Ora, resta da vedere se e in che misura questa maggiore libertà del nostro Paese di intervenire sulle politiche economiche si tradurrà in piano di intervento rivolti anche al welfare e in particolare al comparto pensionistico.
Ufficialmente, il governo Letta è in stallo sul fronte previdenziale, ma in realtà qualcosa si muove sia in Parlamento che nel Consiglio dei Ministri. La posizione dell’esecutivo è stata ribadita alcuni giorni fa all’unisono dai ministri dell Lavoro e dell’Economia, Enrico Giovannini e Fabrizio Saccomanni, che hanno negato ogni possibilità di ritocco pesante alla legge Fornero.
In realtà, però, il governo sa che il prossimo settore su cui dovrà necessariamente mettere le mani sarà proprio quello del welfare, finora lasciato in secondo piano, prima a causa dell’Imu e del decreto sullo sblocco dei pagamenti della pubblica amministrazione verso le imprese e, poi, per il piano lavoro dei giovani. Proprio in virtù di quest’ultimo, il Consiglio europeo ha deliberato l’erogazione di sei miliardi da spendere in politiche di inclusione lavorativa per gli under 30 a partire dal prossimo gennaio.
Come noto, però, il governo considera la questione lavoro ai giovani e uscita pensionistiche strettamente correlate. Non stupisce, infatti, se spesso i membri del governo si sono affidati al principio del turnover per introdurre le nuove misure, inserendo, tra l’altro, anche un benefit per gli over 50 che si ritrovino disoccupati da oltre un anno. Tutto ciò, parrebbe, per incentivare il completamento del percorso lavorativo, evitare nuove frotte di esodati e riequilibrare la media anagrafica nel mondo del lavoro.
Così, con l’allentamento della vigilanza comunitaria, qualche laccio potrebbe essere saltato, anche se i ministri invitano a smorzare gli entusiasmi. Quel che è certo, è che sul tavolo della Commissione Lavoro alla Camera è presente la proposta Legge c.857 che reca la firma dell’onorevole Cesare Damiano, già ministro del Lavoro nell’ultimo governo di centrosinistra.
L’ipotesi più accreditata è sempre quella di favorire le sostituzioni tra giovani e anziani lavoratori, di modo che uscite in anticipo e ingressi di under 30 possano via via compensarsi. Possibile, più che i bonus e le penalizzazioni nell’assegno mensile, che si intervenga con qualche misura soft, al pari di un passaggio a part time dei lavoratori più attempati, che potrebbero svolgere anche la funzione dei tutor per i nuovi assunti.

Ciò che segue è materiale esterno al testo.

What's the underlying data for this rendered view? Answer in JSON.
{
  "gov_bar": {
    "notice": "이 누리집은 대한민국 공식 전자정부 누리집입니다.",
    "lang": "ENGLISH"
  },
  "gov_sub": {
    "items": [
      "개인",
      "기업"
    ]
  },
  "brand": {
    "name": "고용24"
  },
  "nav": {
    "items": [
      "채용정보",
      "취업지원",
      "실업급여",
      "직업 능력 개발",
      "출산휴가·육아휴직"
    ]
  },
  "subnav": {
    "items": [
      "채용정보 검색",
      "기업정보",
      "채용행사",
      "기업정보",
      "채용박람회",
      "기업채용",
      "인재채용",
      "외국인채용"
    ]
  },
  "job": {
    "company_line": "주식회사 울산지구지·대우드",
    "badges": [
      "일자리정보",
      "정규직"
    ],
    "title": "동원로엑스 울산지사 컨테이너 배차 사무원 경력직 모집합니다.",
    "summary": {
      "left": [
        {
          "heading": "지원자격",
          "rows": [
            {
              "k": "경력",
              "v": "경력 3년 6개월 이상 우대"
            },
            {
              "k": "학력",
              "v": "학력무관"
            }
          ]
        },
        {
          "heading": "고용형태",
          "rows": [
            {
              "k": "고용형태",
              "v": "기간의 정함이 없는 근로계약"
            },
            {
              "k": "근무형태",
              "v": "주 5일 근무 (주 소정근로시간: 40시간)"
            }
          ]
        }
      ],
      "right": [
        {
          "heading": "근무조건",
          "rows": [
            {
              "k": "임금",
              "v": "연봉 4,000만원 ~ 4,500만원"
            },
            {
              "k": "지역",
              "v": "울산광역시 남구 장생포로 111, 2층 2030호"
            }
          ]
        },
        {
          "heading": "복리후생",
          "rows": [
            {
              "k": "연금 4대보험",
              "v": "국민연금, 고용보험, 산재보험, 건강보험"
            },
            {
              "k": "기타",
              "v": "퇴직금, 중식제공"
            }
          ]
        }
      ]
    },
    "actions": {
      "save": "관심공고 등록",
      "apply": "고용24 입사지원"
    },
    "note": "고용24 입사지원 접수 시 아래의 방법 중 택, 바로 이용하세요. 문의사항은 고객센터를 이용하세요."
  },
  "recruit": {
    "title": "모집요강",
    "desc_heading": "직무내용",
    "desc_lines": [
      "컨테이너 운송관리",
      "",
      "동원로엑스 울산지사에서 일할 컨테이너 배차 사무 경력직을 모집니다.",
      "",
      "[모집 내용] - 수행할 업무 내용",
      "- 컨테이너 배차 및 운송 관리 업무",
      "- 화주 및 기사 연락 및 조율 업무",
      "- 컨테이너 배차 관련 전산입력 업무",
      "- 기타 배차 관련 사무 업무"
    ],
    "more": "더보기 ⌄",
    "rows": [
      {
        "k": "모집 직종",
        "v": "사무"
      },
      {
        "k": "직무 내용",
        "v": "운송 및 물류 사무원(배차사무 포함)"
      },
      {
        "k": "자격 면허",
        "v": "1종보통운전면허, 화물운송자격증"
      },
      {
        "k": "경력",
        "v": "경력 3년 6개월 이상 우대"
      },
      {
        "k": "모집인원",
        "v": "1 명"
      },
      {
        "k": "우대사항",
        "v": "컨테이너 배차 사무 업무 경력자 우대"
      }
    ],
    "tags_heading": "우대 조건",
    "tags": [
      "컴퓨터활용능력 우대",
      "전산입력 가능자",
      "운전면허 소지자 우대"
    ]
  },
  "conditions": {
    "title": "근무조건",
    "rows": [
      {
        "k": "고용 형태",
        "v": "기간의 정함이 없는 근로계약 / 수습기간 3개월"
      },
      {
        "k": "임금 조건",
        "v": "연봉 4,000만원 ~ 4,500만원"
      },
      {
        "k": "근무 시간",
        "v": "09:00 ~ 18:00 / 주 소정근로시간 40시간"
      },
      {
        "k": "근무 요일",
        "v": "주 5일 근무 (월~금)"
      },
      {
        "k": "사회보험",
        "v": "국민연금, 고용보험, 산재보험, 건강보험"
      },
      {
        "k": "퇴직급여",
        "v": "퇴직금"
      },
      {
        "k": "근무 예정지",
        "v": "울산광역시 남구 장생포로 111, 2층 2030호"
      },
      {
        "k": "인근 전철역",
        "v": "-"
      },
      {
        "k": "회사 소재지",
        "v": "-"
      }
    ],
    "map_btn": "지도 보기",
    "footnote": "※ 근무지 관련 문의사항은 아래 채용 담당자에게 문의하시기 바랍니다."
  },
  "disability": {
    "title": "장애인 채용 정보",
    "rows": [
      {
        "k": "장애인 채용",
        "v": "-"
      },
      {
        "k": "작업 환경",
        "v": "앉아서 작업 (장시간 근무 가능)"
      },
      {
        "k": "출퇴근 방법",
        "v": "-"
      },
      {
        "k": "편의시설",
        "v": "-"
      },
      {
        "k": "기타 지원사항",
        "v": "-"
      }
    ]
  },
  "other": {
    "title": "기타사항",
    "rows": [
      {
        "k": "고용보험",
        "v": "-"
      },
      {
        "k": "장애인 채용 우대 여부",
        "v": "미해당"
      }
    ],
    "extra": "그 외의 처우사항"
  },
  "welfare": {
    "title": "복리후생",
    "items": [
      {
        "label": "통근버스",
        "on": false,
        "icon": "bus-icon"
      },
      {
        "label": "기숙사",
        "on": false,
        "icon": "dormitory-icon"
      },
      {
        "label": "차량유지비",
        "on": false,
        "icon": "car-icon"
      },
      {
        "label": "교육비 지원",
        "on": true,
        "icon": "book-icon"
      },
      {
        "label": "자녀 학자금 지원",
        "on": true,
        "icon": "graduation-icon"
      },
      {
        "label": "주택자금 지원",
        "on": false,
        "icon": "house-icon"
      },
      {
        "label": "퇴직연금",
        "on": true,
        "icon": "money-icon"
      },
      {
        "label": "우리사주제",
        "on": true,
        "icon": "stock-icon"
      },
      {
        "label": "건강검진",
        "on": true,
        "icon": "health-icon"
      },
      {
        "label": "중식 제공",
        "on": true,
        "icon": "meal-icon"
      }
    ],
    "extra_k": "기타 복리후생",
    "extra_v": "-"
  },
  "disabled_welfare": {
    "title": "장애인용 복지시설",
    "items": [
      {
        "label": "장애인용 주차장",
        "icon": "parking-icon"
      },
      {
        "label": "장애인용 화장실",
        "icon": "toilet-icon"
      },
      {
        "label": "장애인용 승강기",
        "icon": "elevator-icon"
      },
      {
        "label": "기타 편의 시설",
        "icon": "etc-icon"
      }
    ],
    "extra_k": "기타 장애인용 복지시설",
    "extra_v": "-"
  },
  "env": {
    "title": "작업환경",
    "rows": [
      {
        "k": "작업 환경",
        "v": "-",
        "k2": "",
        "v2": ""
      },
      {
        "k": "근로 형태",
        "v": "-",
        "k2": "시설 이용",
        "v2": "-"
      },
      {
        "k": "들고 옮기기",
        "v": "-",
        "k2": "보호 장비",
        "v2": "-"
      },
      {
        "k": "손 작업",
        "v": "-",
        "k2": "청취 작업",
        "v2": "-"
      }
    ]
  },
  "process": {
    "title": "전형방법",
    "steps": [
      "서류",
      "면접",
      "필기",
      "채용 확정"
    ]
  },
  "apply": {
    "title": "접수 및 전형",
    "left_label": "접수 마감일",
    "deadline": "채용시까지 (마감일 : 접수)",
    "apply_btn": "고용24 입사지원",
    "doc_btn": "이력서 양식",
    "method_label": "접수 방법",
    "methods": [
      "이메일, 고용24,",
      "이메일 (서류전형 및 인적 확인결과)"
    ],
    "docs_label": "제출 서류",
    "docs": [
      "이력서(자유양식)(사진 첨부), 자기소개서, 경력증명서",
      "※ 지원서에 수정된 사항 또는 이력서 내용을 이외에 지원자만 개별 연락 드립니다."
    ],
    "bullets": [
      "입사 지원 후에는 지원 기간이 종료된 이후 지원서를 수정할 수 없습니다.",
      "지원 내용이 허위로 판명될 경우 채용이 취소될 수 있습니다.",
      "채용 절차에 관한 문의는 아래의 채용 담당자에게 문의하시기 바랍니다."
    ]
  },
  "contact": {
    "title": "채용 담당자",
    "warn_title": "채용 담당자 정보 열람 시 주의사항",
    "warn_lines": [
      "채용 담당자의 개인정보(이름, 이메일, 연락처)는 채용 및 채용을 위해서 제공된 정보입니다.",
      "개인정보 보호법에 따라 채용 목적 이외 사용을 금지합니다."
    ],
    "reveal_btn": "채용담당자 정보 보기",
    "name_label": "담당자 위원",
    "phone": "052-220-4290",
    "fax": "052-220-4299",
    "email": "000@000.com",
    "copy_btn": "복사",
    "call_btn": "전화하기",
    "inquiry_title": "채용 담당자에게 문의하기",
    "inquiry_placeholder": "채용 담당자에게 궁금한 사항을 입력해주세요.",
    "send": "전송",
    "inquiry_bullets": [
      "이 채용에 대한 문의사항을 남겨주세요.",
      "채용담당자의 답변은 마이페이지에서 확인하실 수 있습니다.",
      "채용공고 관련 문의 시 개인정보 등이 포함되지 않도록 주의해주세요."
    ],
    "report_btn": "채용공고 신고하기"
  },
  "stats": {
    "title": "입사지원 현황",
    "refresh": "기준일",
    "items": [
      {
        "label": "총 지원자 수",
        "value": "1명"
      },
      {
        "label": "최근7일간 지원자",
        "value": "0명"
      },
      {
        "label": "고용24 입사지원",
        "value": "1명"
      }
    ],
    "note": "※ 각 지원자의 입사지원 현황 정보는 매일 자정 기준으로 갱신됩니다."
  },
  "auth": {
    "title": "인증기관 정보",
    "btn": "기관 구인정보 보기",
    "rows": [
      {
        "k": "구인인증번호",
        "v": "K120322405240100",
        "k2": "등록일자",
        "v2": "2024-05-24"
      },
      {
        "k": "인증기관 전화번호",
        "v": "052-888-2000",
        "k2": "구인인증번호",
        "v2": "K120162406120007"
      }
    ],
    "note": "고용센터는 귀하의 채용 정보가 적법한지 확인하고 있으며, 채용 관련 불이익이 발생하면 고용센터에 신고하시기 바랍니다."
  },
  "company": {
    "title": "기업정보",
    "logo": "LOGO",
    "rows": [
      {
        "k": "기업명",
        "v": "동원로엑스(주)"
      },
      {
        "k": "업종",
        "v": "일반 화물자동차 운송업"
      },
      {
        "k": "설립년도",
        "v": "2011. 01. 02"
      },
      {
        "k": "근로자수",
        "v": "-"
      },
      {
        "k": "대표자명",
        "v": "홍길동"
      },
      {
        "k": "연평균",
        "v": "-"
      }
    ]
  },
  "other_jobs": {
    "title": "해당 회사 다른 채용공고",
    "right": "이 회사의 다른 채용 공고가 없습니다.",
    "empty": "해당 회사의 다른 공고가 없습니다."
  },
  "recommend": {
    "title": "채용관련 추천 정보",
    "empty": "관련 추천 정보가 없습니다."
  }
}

Intanto, il primo passo, già confermato, sarà quello di assicurare la pensione a tutti gli esodati accolti nel programma di recupero dei tre decreti varati dal governo Monti (mancano ancora 120mila pensioni circa). Dopodiché, potrebbe arrivare qualche novità importante per evitare il rischio, come ha notato in question time anche lo stesso ministro Giovannini, di trovarsi con migliaia di esodandi che, a stretto giro, andrebbero a ingrossare le file degli esodati di fatto.